Both have been openly critical of how the Executive has handled the pandemic and, certainly in the case of hospitality, how some sectors have been unfairly treated and locked down when data suggests they are not necessarily responsible for wholesale spread of the coronavirus.

But in a conciliatory move by Stephen Kelly, he insists the public aggression towards the Executive is unhelpful and has to stop.

"There is no off-the-shelf resourced plan for navigating the combined nightmare of a public health and economic emergency whilst not having the financial armoury needed to safely protect lives and incomes and knowing that what follows is an economic crisis which will cause harm for years to come," he writes.

"Who would volunteer to have to make the horrendously difficult choices our ministers have to make?"

He goes on: "No one is trying to make the wrong decisions and no one is trying to choose livelihoods over lives.

"But if people are being asked to continue to make sacrifices, we need to get back to the days when we were all in concert tackling our common enemy.

"If we are truly all in this together, then everyone needs to begin to act like that."

Meanwhile Colin Neill, in his article, concedes that the reopening date of Friday December 11 for pubs and restaurants might now not happen.

In his article he writes: "December should be a month filled with hope.

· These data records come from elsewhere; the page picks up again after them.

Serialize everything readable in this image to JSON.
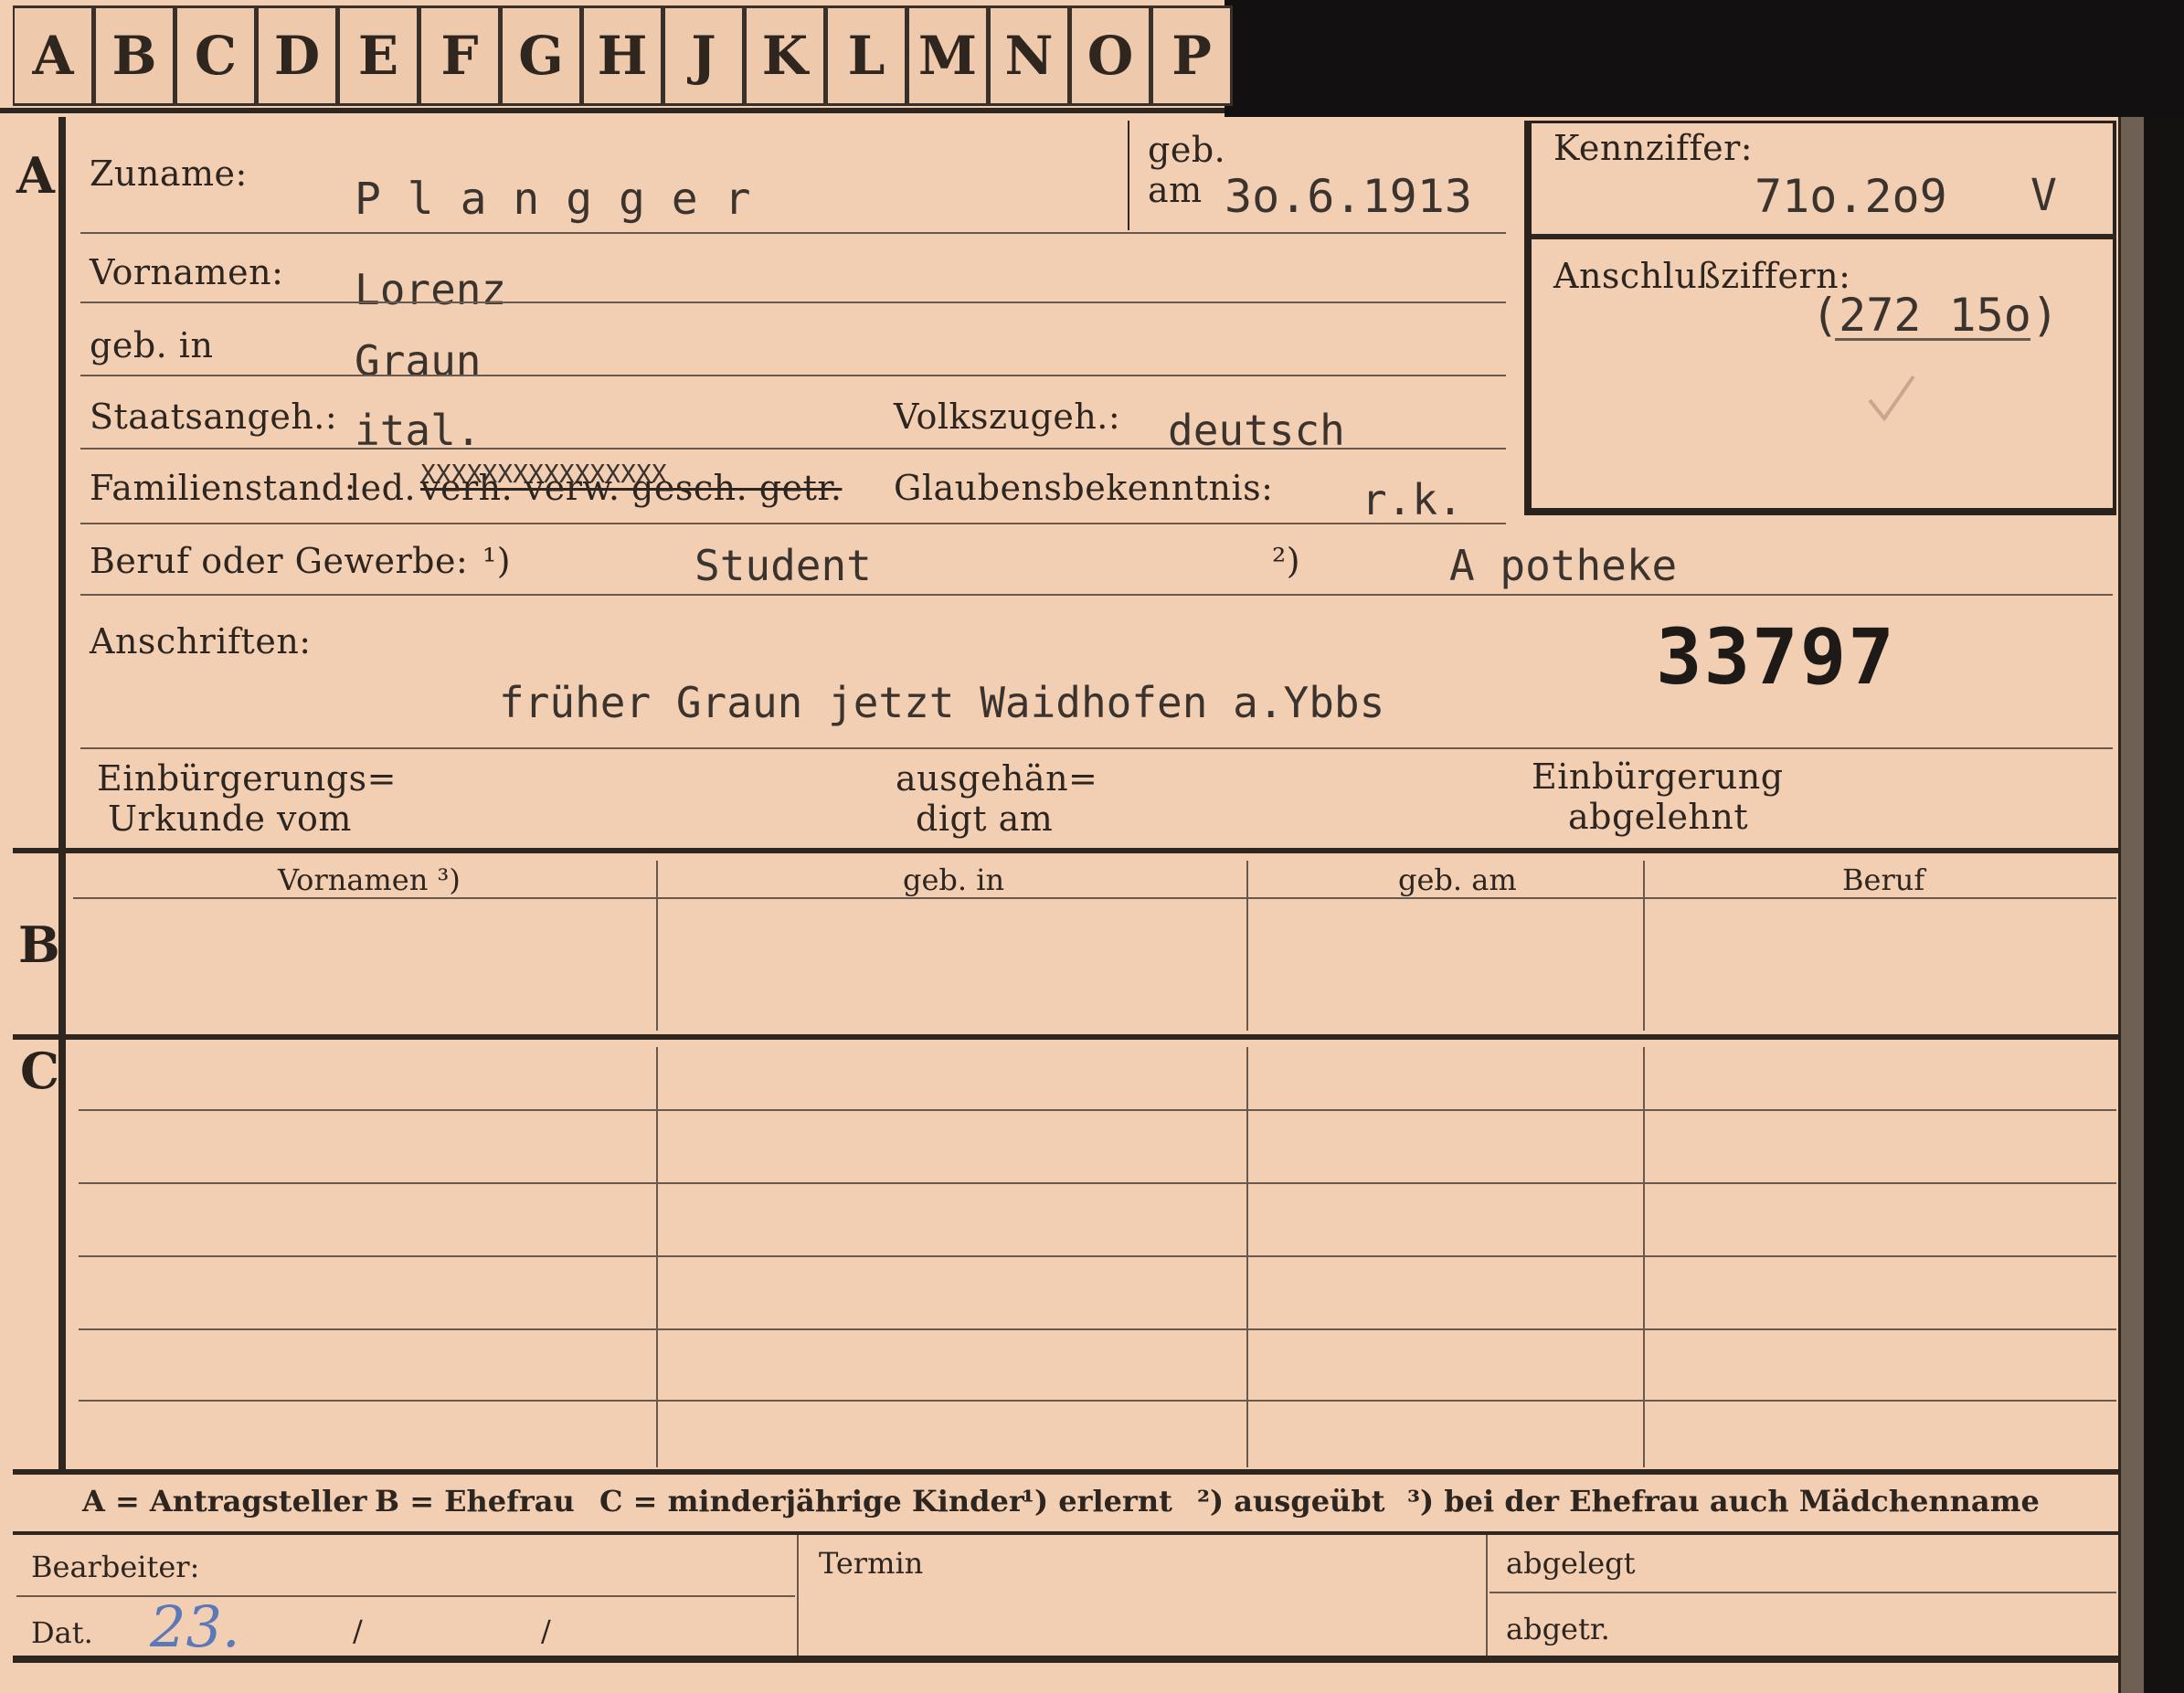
{
  "tab_letters": [
    "A",
    "B",
    "C",
    "D",
    "E",
    "F",
    "G",
    "H",
    "J",
    "K",
    "L",
    "M",
    "N",
    "O",
    "P"
  ],
  "section_a": {
    "marker": "A",
    "zuname_label": "Zuname:",
    "zuname_value": "P l a n g g e r",
    "geb_label": "geb.",
    "am_label": "am",
    "geb_am_value": "3o.6.1913",
    "kennziffer_label": "Kennziffer:",
    "kennziffer_value": "71o.2o9",
    "kennziffer_suffix": "V",
    "anschluss_label": "Anschlußziffern:",
    "anschluss_value": "(272 15o)",
    "vornamen_label": "Vornamen:",
    "vornamen_value": "Lorenz",
    "geb_in_label": "geb. in",
    "geb_in_value": "Graun",
    "staatsangeh_label": "Staatsangeh.:",
    "staatsangeh_value": "ital.",
    "volkszugeh_label": "Volkszugeh.:",
    "volkszugeh_value": "deutsch",
    "familienstand_label": "Familienstand:",
    "familienstand_led": "led.",
    "familienstand_struck": "verh. verw. gesch. getr.",
    "familienstand_overtype": "XXXXXXXXXXXXXXXX",
    "glauben_label": "Glaubensbekenntnis:",
    "glauben_value": "r.k.",
    "beruf_label": "Beruf oder Gewerbe:",
    "beruf_mark1": "¹)",
    "beruf_value1": "Student",
    "beruf_mark2": "²)",
    "beruf_value2": "A potheke",
    "anschriften_label": "Anschriften:",
    "anschriften_value": "früher Graun jetzt Waidhofen a.Ybbs",
    "stamp_number": "33797",
    "einb_urkunde_label": "Einbürgerungs=",
    "einb_urkunde_label2": "Urkunde vom",
    "ausgehaen_label": "ausgehän=",
    "ausgehaen_label2": "digt am",
    "einb_abgelehnt_label": "Einbürgerung",
    "einb_abgelehnt_label2": "abgelehnt"
  },
  "section_b": {
    "marker": "B",
    "columns": [
      "Vornamen ³)",
      "geb. in",
      "geb. am",
      "Beruf"
    ]
  },
  "section_c": {
    "marker": "C"
  },
  "legend": {
    "a": "A = Antragsteller",
    "b": "B = Ehefrau",
    "c": "C = minderjährige Kinder",
    "n1": "¹) erlernt",
    "n2": "²) ausgeübt",
    "n3": "³) bei der Ehefrau auch Mädchenname"
  },
  "footer": {
    "bearbeiter_label": "Bearbeiter:",
    "dat_label": "Dat.",
    "dat_hand": "23.",
    "dat_slash1": "/",
    "dat_slash2": "/",
    "termin_label": "Termin",
    "abgelegt_label": "abgelegt",
    "abgetr_label": "abgetr."
  }
}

"But as each day passes, that hope that all of our hospitality businesses, including our wet traditional pubs, will be able to even reopen on December 11 is fading."

He insists that the hospitality sector, which before the pandemic struck provided jobs for more than 30,000 people in the north, now needs an early assurance that December reopening date is met - or forced closure financial aid is significantly increased.

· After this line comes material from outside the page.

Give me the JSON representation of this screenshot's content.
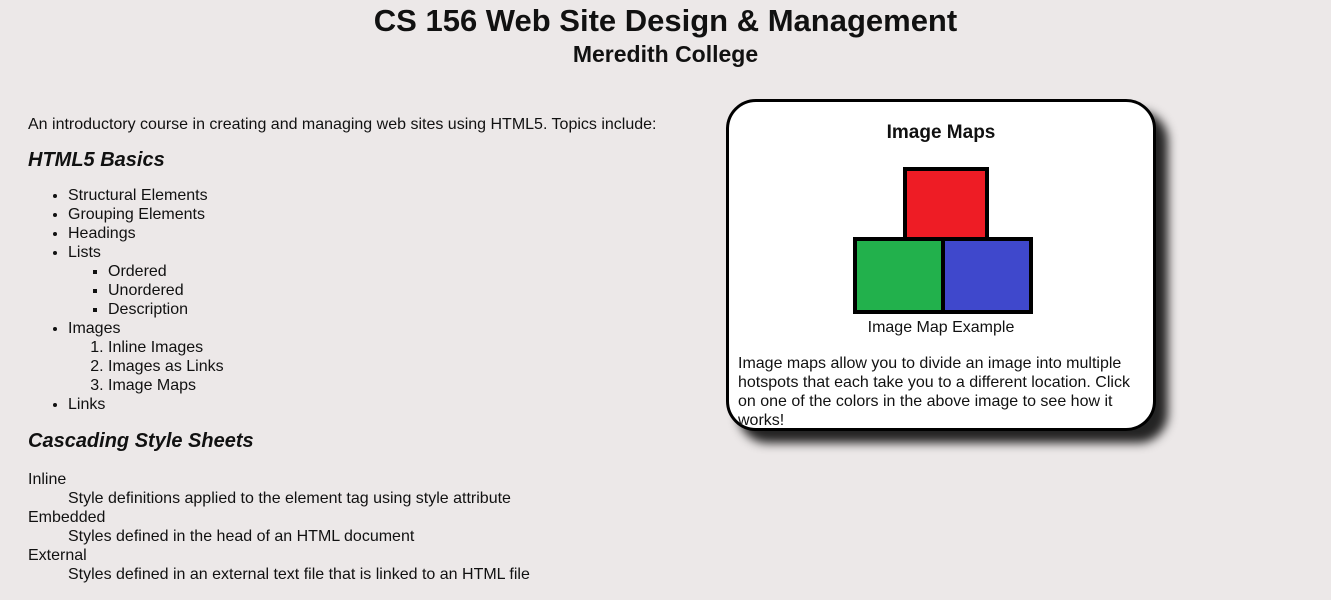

"For months now we've been calling for clarity and pleading with the Executive to provide timely information so that businesses can plan ahead, yet we have been left in the unfortunate and unnecessary situation where decisions have been left to the eleventh hour, which has resulted in huge confusion and further financial losses within the sector.

"Our businesses simply cannot afford for this to happen again, and we hope that the new task force which has been announced will include representation from the hospitality sector," Mr Neill writes.